Tuesday, December 10, 2013
 

"My wonderful, safe, climate-controlled, comfortable cocoon."

Earlier this month I wrote a letter to the Post in response to an article about the lack of auto parking at the new Tysons Silver Line stations. I noted there is bike parking at each station, and that many people could bike there. The Post article mentioned John Lucas who lives near Tysons but prefers to drive, stating that "There are not alternate forms of transportation that are reliable."

I mentioned in my letter that Mr. Lucas could bike to the nearest station and get some exercise in a pollution free manner. Apparently Mr. Lucas does ride a bike but he also seems to love to drive as evidenced by the final sentence of his letter to the editor that appeared in today's Post: "I’ll give up my steering wheel when you pry it from my cold, dead hands." So much for using an alternate form of transportation.
In a Dec. 2 letter, Bruce Wright, the chairman of the Fairfax Advocates for Better Bicycling, suggested that I should walk or bike a mile to the new Tysons Silver Line Metrorail stations, instead of driving, and thereby get some exercise, ease congestion and reduce pollution. Mr. Wright’s suggestion was a perfect example of why the parking dilemma facing soon-to-be Silver Line commuters should have been resolved long ago. Fairfax County’s failure to accommodate those commuting to Tysons Corner by automobile will be a colossal failure, especially when winter’s worst arrives.

Mr. Wright’s appeal to commuter ruggedness is wishful thinking. Though I manage, as an 80-year-old, to bike 25 to 30 miles per week, I would be ill-advised to risk traveling down busy Leesburg Pike to Tysons in anything less than my wonderful, safe, climate-controlled, comfortable cocoon — just like other automobile commuters are inclined to do.

While much of the rest of the globe races to embrace individual carbon-powered transport, we race to handicap our economy through forced carbon energy denial. The atmosphere we seek to protect is the same one being polluted by the rest of the world, which will gladly consume any energy we eschew. Our ability to drive anywhere is a blessing that most fail to appreciate, especially those coercive utopians who seek to remold our society into something it will never be.
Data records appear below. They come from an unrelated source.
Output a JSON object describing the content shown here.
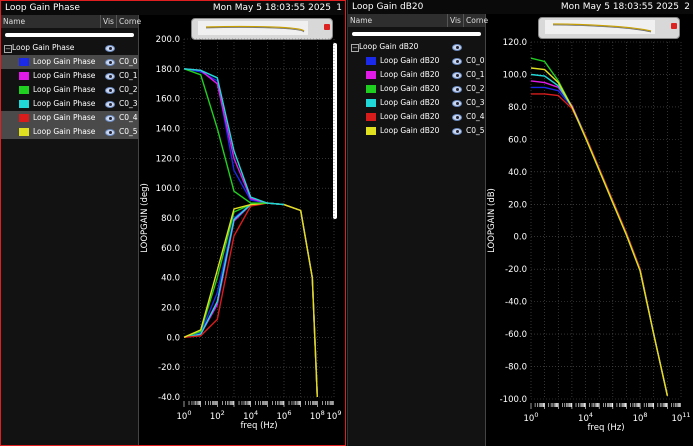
{
  "panes": [
    {
      "title": "Loop Gain Phase",
      "datetime": "Mon May 5 18:03:55 2025",
      "number": "1",
      "headers": {
        "name": "Name",
        "vis": "Vis",
        "corner": "Corne"
      },
      "root": "Loop Gain Phase",
      "items": [
        {
          "label": "Loop Gain Phase",
          "corner": "C0_0",
          "color": "#1a2ae8"
        },
        {
          "label": "Loop Gain Phase",
          "corner": "C0_1",
          "color": "#e21ae8"
        },
        {
          "label": "Loop Gain Phase",
          "corner": "C0_2",
          "color": "#20d020"
        },
        {
          "label": "Loop Gain Phase",
          "corner": "C0_3",
          "color": "#20d8d8"
        },
        {
          "label": "Loop Gain Phase",
          "corner": "C0_4",
          "color": "#d81c1c"
        },
        {
          "label": "Loop Gain Phase",
          "corner": "C0_5",
          "color": "#e0e020"
        }
      ],
      "chart": {
        "ylabel": "LOOPGAIN (deg)",
        "xlabel": "freq (Hz)",
        "yticks": [
          "200.0",
          "180.0",
          "160.0",
          "140.0",
          "120.0",
          "100.0",
          "80.0",
          "60.0",
          "40.0",
          "20.0",
          "0.0",
          "-20.0",
          "-40.0"
        ]
      }
    },
    {
      "title": "Loop Gain dB20",
      "datetime": "Mon May 5 18:03:55 2025",
      "number": "2",
      "headers": {
        "name": "Name",
        "vis": "Vis",
        "corner": "Corne"
      },
      "root": "Loop Gain dB20",
      "items": [
        {
          "label": "Loop Gain dB20",
          "corner": "C0_0",
          "color": "#1a2ae8"
        },
        {
          "label": "Loop Gain dB20",
          "corner": "C0_1",
          "color": "#e21ae8"
        },
        {
          "label": "Loop Gain dB20",
          "corner": "C0_2",
          "color": "#20d020"
        },
        {
          "label": "Loop Gain dB20",
          "corner": "C0_3",
          "color": "#20d8d8"
        },
        {
          "label": "Loop Gain dB20",
          "corner": "C0_4",
          "color": "#d81c1c"
        },
        {
          "label": "Loop Gain dB20",
          "corner": "C0_5",
          "color": "#e0e020"
        }
      ],
      "chart": {
        "ylabel": "LOOPGAIN (dB)",
        "xlabel": "freq (Hz)",
        "yticks": [
          "120.0",
          "100.0",
          "80.0",
          "60.0",
          "40.0",
          "20.0",
          "0.0",
          "-20.0",
          "-40.0",
          "-60.0",
          "-80.0",
          "-100.0"
        ]
      }
    }
  ],
  "chart_data": [
    {
      "type": "line",
      "title": "Loop Gain Phase",
      "xlabel": "freq (Hz)",
      "ylabel": "LOOPGAIN (deg)",
      "xscale": "log",
      "xlim": [
        1,
        1000000000
      ],
      "ylim": [
        -40,
        200
      ],
      "xticks": [
        "10^0",
        "10^2",
        "10^4",
        "10^6",
        "10^8",
        "10^9"
      ],
      "grid": true,
      "series": [
        {
          "name": "C0_0",
          "color": "#1a2ae8",
          "x": [
            1,
            10,
            100,
            1000,
            10000,
            100000,
            1000000,
            10000000,
            50000000,
            100000000
          ],
          "y": [
            0,
            3,
            30,
            80,
            89,
            90,
            89,
            85,
            40,
            -40
          ]
        },
        {
          "name": "C0_1",
          "color": "#e21ae8",
          "x": [
            1,
            10,
            100,
            1000,
            10000,
            100000,
            1000000,
            10000000,
            50000000,
            100000000
          ],
          "y": [
            0,
            2,
            22,
            78,
            89,
            90,
            89,
            85,
            40,
            -40
          ]
        },
        {
          "name": "C0_2",
          "color": "#20d020",
          "x": [
            1,
            10,
            100,
            1000,
            10000,
            100000,
            1000000,
            10000000,
            50000000,
            100000000
          ],
          "y": [
            0,
            4,
            40,
            84,
            89,
            90,
            89,
            85,
            40,
            -40
          ]
        },
        {
          "name": "C0_3",
          "color": "#20d8d8",
          "x": [
            1,
            10,
            100,
            1000,
            10000,
            100000,
            1000000,
            10000000,
            50000000,
            100000000
          ],
          "y": [
            0,
            2,
            24,
            79,
            89,
            90,
            89,
            85,
            40,
            -40
          ]
        },
        {
          "name": "C0_4",
          "color": "#d81c1c",
          "x": [
            1,
            10,
            100,
            1000,
            10000,
            100000,
            1000000,
            10000000,
            50000000,
            100000000
          ],
          "y": [
            0,
            1,
            12,
            68,
            88,
            90,
            89,
            85,
            40,
            -40
          ]
        },
        {
          "name": "C0_5",
          "color": "#e0e020",
          "x": [
            1,
            10,
            100,
            1000,
            10000,
            100000,
            1000000,
            10000000,
            50000000,
            100000000
          ],
          "y": [
            0,
            5,
            45,
            86,
            89,
            90,
            89,
            85,
            40,
            -40
          ]
        },
        {
          "name": "C0_0",
          "color": "#1a2ae8",
          "x": [
            1,
            10,
            100,
            1000,
            10000,
            100000,
            1000000
          ],
          "y": [
            180,
            178,
            172,
            112,
            92,
            90,
            89
          ]
        },
        {
          "name": "C0_1",
          "color": "#e21ae8",
          "x": [
            1,
            10,
            100,
            1000,
            10000,
            100000,
            1000000
          ],
          "y": [
            180,
            179,
            170,
            120,
            93,
            90,
            89
          ]
        },
        {
          "name": "C0_2",
          "color": "#20d020",
          "x": [
            1,
            10,
            100,
            1000,
            10000,
            100000,
            1000000
          ],
          "y": [
            180,
            176,
            140,
            98,
            90,
            90,
            89
          ]
        },
        {
          "name": "C0_3",
          "color": "#20d8d8",
          "x": [
            1,
            10,
            100,
            1000,
            10000,
            100000,
            1000000
          ],
          "y": [
            180,
            179,
            174,
            125,
            94,
            90,
            89
          ]
        }
      ]
    },
    {
      "type": "line",
      "title": "Loop Gain dB20",
      "xlabel": "freq (Hz)",
      "ylabel": "LOOPGAIN (dB)",
      "xscale": "log",
      "xlim": [
        1,
        100000000000
      ],
      "ylim": [
        -100,
        120
      ],
      "xticks": [
        "10^0",
        "10^4",
        "10^8",
        "10^11"
      ],
      "grid": true,
      "series": [
        {
          "name": "C0_0",
          "color": "#1a2ae8",
          "x": [
            1,
            10,
            100,
            1000,
            10000,
            100000,
            1000000,
            10000000,
            100000000,
            1000000000,
            10000000000
          ],
          "y": [
            92,
            92,
            90,
            80,
            62,
            42,
            22,
            2,
            -20,
            -60,
            -98
          ]
        },
        {
          "name": "C0_1",
          "color": "#e21ae8",
          "x": [
            1,
            10,
            100,
            1000,
            10000,
            100000,
            1000000,
            10000000,
            100000000,
            1000000000,
            10000000000
          ],
          "y": [
            96,
            95,
            92,
            81,
            62,
            42,
            22,
            2,
            -20,
            -60,
            -98
          ]
        },
        {
          "name": "C0_2",
          "color": "#20d020",
          "x": [
            1,
            10,
            100,
            1000,
            10000,
            100000,
            1000000,
            10000000,
            100000000,
            1000000000,
            10000000000
          ],
          "y": [
            110,
            108,
            96,
            80,
            61,
            41,
            21,
            1,
            -21,
            -60,
            -98
          ]
        },
        {
          "name": "C0_3",
          "color": "#20d8d8",
          "x": [
            1,
            10,
            100,
            1000,
            10000,
            100000,
            1000000,
            10000000,
            100000000,
            1000000000,
            10000000000
          ],
          "y": [
            100,
            99,
            93,
            80,
            62,
            42,
            22,
            2,
            -20,
            -60,
            -98
          ]
        },
        {
          "name": "C0_4",
          "color": "#d81c1c",
          "x": [
            1,
            10,
            100,
            1000,
            10000,
            100000,
            1000000,
            10000000,
            100000000,
            1000000000,
            10000000000
          ],
          "y": [
            88,
            88,
            87,
            79,
            62,
            42,
            22,
            2,
            -20,
            -60,
            -98
          ]
        },
        {
          "name": "C0_5",
          "color": "#e0e020",
          "x": [
            1,
            10,
            100,
            1000,
            10000,
            100000,
            1000000,
            10000000,
            100000000,
            1000000000,
            10000000000
          ],
          "y": [
            104,
            103,
            95,
            80,
            61,
            41,
            21,
            1,
            -21,
            -60,
            -98
          ]
        }
      ]
    }
  ]
}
While driving, it should always be comforting for me to recall, and edit slightly, the late Charlton Heston’s proclamation: I’ll give up my steering wheel when you pry it from my cold, dead hands.

John Lucas, Vienna
Route 7 headed into Tysons. Note dead-end
paved trail on the right. Image: Google Maps
Mr. Lucas does have a point. Cycling into Tysons from the west along Route 7 is dangerous. A trail on the south side of Route 7 ends before the bridge over the Toll Road and there are no on-road bike facilities on a road that has high speed traffic and several entrance/exit ramps to the Toll Road. There are plans for 10-foot asphalt trails on each side of Route 7 from Reston to just west of the Toll Road bridge. At the same time a new Toll Road bridge with bike and ped access is in the works. Both projects should receive funding from the new transportation money.
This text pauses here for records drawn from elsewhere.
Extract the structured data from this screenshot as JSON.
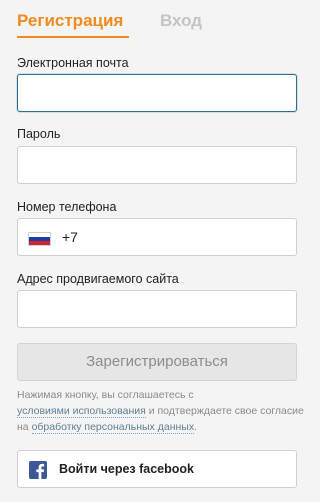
{
  "tabs": {
    "register": "Регистрация",
    "login": "Вход"
  },
  "form": {
    "email_label": "Электронная почта",
    "email_value": "",
    "password_label": "Пароль",
    "password_value": "",
    "phone_label": "Номер телефона",
    "phone_country": "Russia flag",
    "phone_code": "+7",
    "phone_value": "",
    "site_label": "Адрес продвигаемого сайта",
    "site_value": "",
    "submit_label": "Зарегистрироваться"
  },
  "terms": {
    "text_before": "Нажимая кнопку, вы соглашаетесь с",
    "terms_link": "условиями использования",
    "text_middle": "и подтверждаете свое согласие на",
    "data_link": "обработку персональных данных",
    "text_end": "."
  },
  "social": {
    "facebook_label": "Войти через facebook",
    "facebook_icon": "facebook-icon"
  },
  "colors": {
    "accent": "#f08c1e",
    "focus_border": "#2b6f98",
    "facebook": "#3b5998"
  }
}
The only safe option for most cyclists is to take a very circuitous route to the south that uses neighborhood streets, past Wolf Trap, to the Ashgrove Trail behind the Sheraton and new Walmart near the Spring Hill Metrorail station. That route ads about a mile to the trip, not a great distance for any cyclist but it's definitely not a convenient, direct route.

There is a bus that travels on Route 7 and I was surprised to see that it only runs every hour. No wonder most people drive.

Not only does the county have a very difficult marketing task ahead of them to convince dedicated motorists to try using alternative transportation modes, they need to create a safer biking and walking environment and provide better transit options. While progress is being made, there is a very long way to go before Tysons and the surrounding area is bike-friendly.

I didn't discuss Mr. Lucas' comments about climate change. According to his line of reasoning, the world should race to burn as much carbon as possible before others do the same. Is it any wonder that so little progress is being made to slow the warming of the planet? I wonder what Mr. Lucas' grandchildren will think about his philosophy 20 years from now?

Nor did I mention that over 33,000 people died in car crashes last year, an increase of over 1,000 from the previous year. Not my idea of wonderful and safe.